Watauga Sheriff Len Hagaman then recalled when the world stopped for the United States on Sept. 11, 2001, after the World Trade Center was attacked. He said the world seemed to stop again on July, 26, 2012, but that “this time it was here; it was one of our own,” with the death of WCSO Deputy William Mast.
“On Wednesday, April, 28, 2021, our world stopped again. And like July 26, 2012, again, it was for our own — Sgt. Chris Ward and K-9 Deputy Logan Fox,” Hagaman said.
Hagaman quoted Romans 5:3-4: “Not only so, but we also glory in our sufferings because we know that suffering produces perseverance. Perseverance, produces character; and character produces hope.” He added that sometimes the truths of these words are hard to see as the words test law enforcement officers every day as servants to the public.
To the Ward and Fox families, Hagaman said WCSO will continue to be there for them in the coming weeks, months and years down the road.
The Rev. Franklin Graham spoke during the service, recalling the Bible verse John 3:16: “For God so loved the world that He gave his only begotten son, that whosoever believeth in him should not perish, but have everlasting life.” Graham said that it is the hope of every person who puts their faith and trust in Jesus Christ that they will join God in heaven, and can reunite with their loved ones.
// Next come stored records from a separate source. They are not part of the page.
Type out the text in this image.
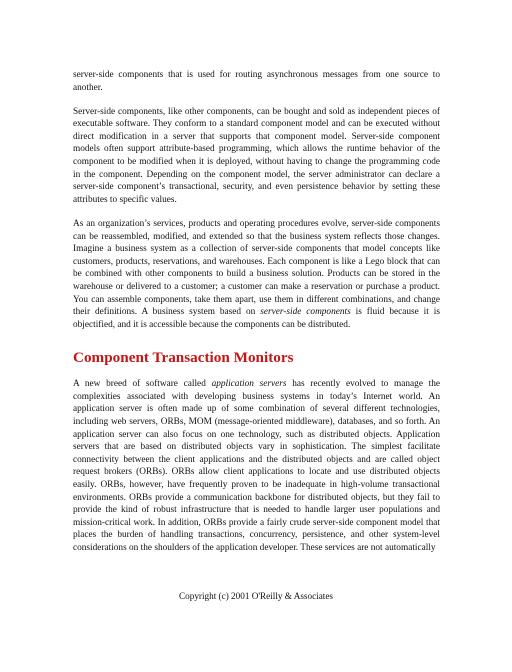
server-side components that is used for routing asynchronous messages from one source to another.

Server-side components, like other components, can be bought and sold as independent pieces of executable software. They conform to a standard component model and can be executed without direct modification in a server that supports that component model. Server-side component models often support attribute-based programming, which allows the runtime behavior of the component to be modified when it is deployed, without having to change the programming code in the component. Depending on the component model, the server administrator can declare a server-side component’s transactional, security, and even persistence behavior by setting these attributes to specific values.

As an organization’s services, products and operating procedures evolve, server-side components can be reassembled, modified, and extended so that the business system reflects those changes. Imagine a business system as a collection of server-side components that model concepts like customers, products, reservations, and warehouses. Each component is like a Lego block that can be combined with other components to build a business solution. Products can be stored in the warehouse or delivered to a customer; a customer can make a reservation or purchase a product. You can assemble components, take them apart, use them in different combinations, and change their definitions. A business system based on server-side components is fluid because it is objectified, and it is accessible because the components can be distributed.

Component Transaction Monitors

A new breed of software called application servers has recently evolved to manage the complexities associated with developing business systems in today’s Internet world. An application server is often made up of some combination of several different technologies, including web servers, ORBs, MOM (message-oriented middleware), databases, and so forth. An application server can also focus on one technology, such as distributed objects. Application servers that are based on distributed objects vary in sophistication. The simplest facilitate connectivity between the client applications and the distributed objects and are called object request brokers (ORBs). ORBs allow client applications to locate and use distributed objects easily. ORBs, however, have frequently proven to be inadequate in high-volume transactional environments. ORBs provide a communication backbone for distributed objects, but they fail to provide the kind of robust infrastructure that is needed to handle larger user populations and mission-critical work. In addition, ORBs provide a fairly crude server-side component model that places the burden of handling transactions, concurrency, persistence, and other system-level considerations on the shoulders of the application developer. These services are not automatically

Copyright (c) 2001 O'Reilly & Associates
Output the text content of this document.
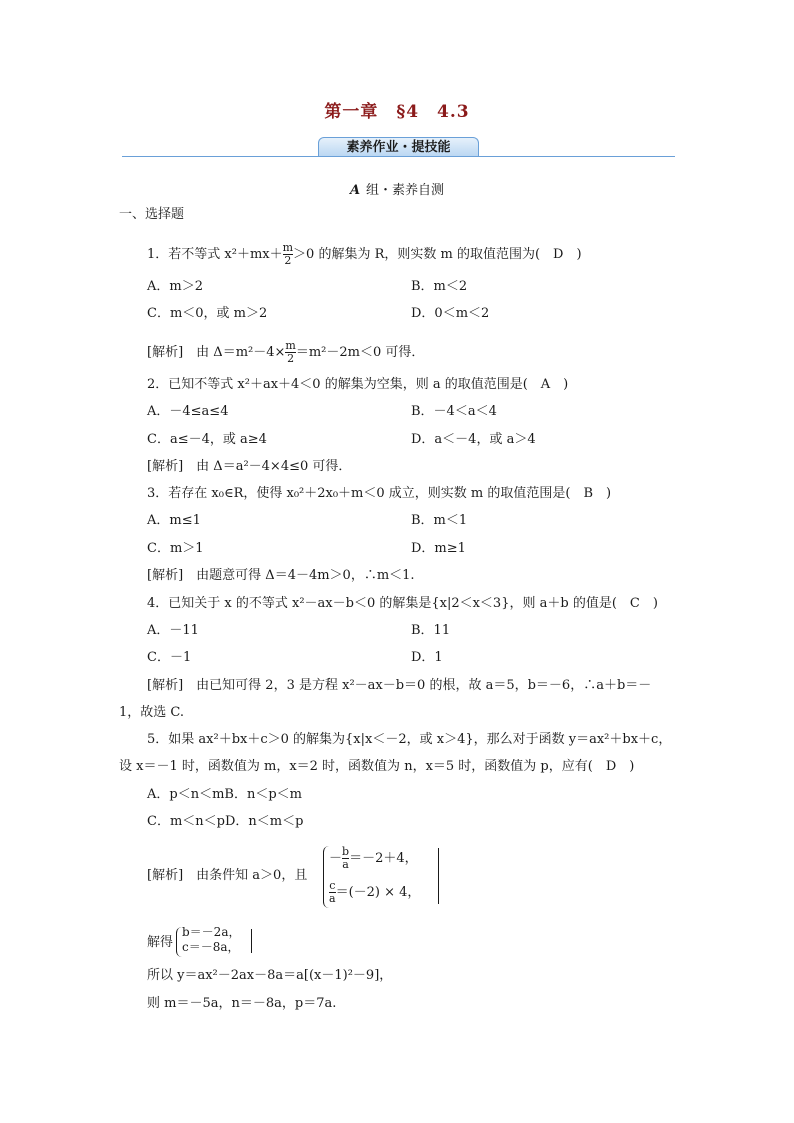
第一章　§4　4.3
素养作业・提技能
A 组・素养自测
一、选择题
1．若不等式 $x^2+mx+ \frac{m}{2} >0$ 的解集为 R，则实数 m 的取值范围为(　D　)
A．m＞2	B．m＜2
C．m＜0，或 m＞2	D．0＜m＜2
[解析]　 由 $\Delta=m^2-4\times \frac{m}{2} =m^2-2m<0$ 可得．
2．已知不等式 x²＋ax＋4＜0 的解集为空集，则 a 的取值范围是(　A　)
A．－4≤a≤4	B．－4＜a＜4
C．a≤－4，或 a≥4	D．a＜－4，或 a＞4
[解析]　 由 Δ＝a²－4×4≤0 可得．
3．若存在 x₀∈R，使得 x₀²＋2x₀＋m＜0 成立，则实数 m 的取值范围是(　B　)
A．m≤1	B．m＜1
C．m＞1	D．m≥1
[解析]　 由题意可得 Δ＝4－4m＞0，∴m＜1.
4．已知关于 x 的不等式 x²－ax－b＜0 的解集是{x|2＜x＜3}，则 a＋b 的值是(　C　)
A．－11	B．11
C．－1	D．1
[解析]　 由已知可得 2，3 是方程 x²－ax－b＝0 的根，故 a＝5，b＝－6，∴a＋b＝－
1，故选 C.
5．如果 ax²＋bx＋c＞0 的解集为{x|x＜－2，或 x＞4}，那么对于函数 y＝ax²＋bx＋c，
设 x＝－1 时，函数值为 m，x＝2 时，函数值为 n，x＝5 时，函数值为 p，应有(　D　)
A．p＜n＜mB．n＜p＜m
C．m＜n＜pD．n＜m＜p
[解析]　 由条件知 a＞0，且
－ $\frac{b}{a} =-2+4$，
$\frac{c}{a} =(-2) \times 4$，
解得
b＝－2a，
c＝－8a，
所以 y＝ax²－2ax－8a＝a[(x－1)²－9]，
则 m＝－5a，n＝－8a，p＝7a.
“It’s not that we say goodbye, it’s we’ll see you later,” Graham said.
Graham added that he thanks God for the bravery of Ward and Fox, and the example that they have set for another generation and for others to follow.
“Heavenly Father, we come to you today, thanking you for your son, Jesus Christ, thanking you for these two men who gave it their all,” Graham said. “Father, my prayer is for their families, that you’ll put your loving arms around them, that they will sense that your presence and your comfort in these days ahead.”
Pastor Derrick Wilson, of Timbered Ridge Baptist Church in Sugar Grove, said he came in from farming on April 28 and saw he had a missed call from David Ward. He called David Ward back, who said, “Preacher Derek, there are two law enforcement officers down, and I think one of them might be my son.” Wilson tearfully went on to quote several passages of scripture and share a prayer with attendees, and said he would continue praying for both the Ward and Fox families.
The honor guard with the Caldwell County Sheriff’s Office folded the American flags that draped each casket, and handed the folded flags to Hagaman. Hagaman then delivered each flag to family members while embracing them with a hug.
Graveside services were not open to the public. Ward was to be buried at Green Valley Baptist Church Cemetery, and the Fox family was planned to receive family and friends at Mount Vernon Baptist Church the following day, according to Austin and Barnes Funeral Home.